I agree go to a local shop and they usually have nets hanging there that you can look at and most will let you go outside and throw them. At least at brunsons in foley al and fishermans discount in fairhope al they will.


----------



## Charlie2 (Oct 2, 2007)

A brail net has a horn(ring) at the top. When the horn is allowed to slide down to the lead line(leads) it forms a bag. Pulling the horn back to the swivel collapses the bag and you shake the fish out. It is used mainly for deep water and is generally made heavier(weight to webbing ratio).

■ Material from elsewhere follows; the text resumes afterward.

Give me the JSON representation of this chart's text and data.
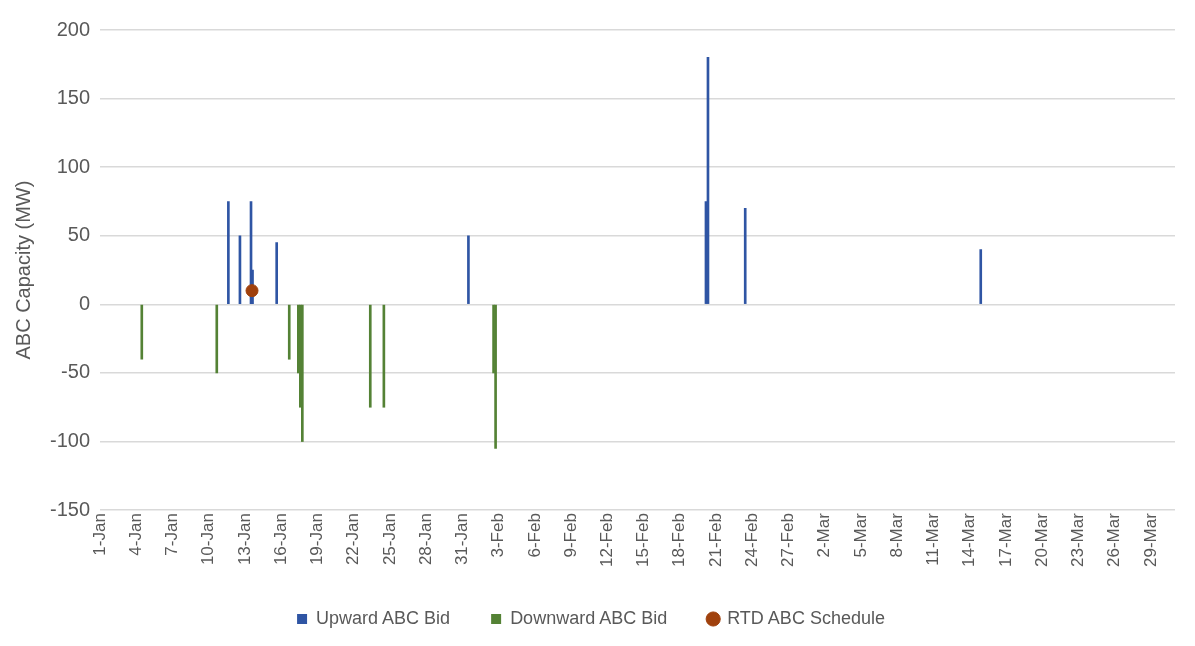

A bag net has the lead line pulled back under and secured by short lines called tucks forming a continuous bag around the perimeter. You have to pick the fish out by hand. It is called a Spanish Net for some reason. Generally used for wading on the flats for mullet. It also has a lesser weight to webbing ratio because it is usually carried while waiting for fish to show up and is generally used to shallow(er) water.It allows you to pick the fish out to put them into your bag



I made and sold these nets for some 60 years.



I still have some old nylon nets(the predecessor for monofilament. They required to dip in some exotic substance to make them stiff.



Monofilament changed all of this. It doesn't require dipping but some people still do. Others use fabric softener which softens by removing fish goo which makes it stiff.



I could go on and on. If you want a straight answer go to the source. JMHO C2


----------



## bwhite55 (Oct 13, 2007)

i've only used braille nets and i love em....i've never tried bag nets tho, so i don't have a good comparison. maybe i'll get a 10-12 foot bag net to compare?


----------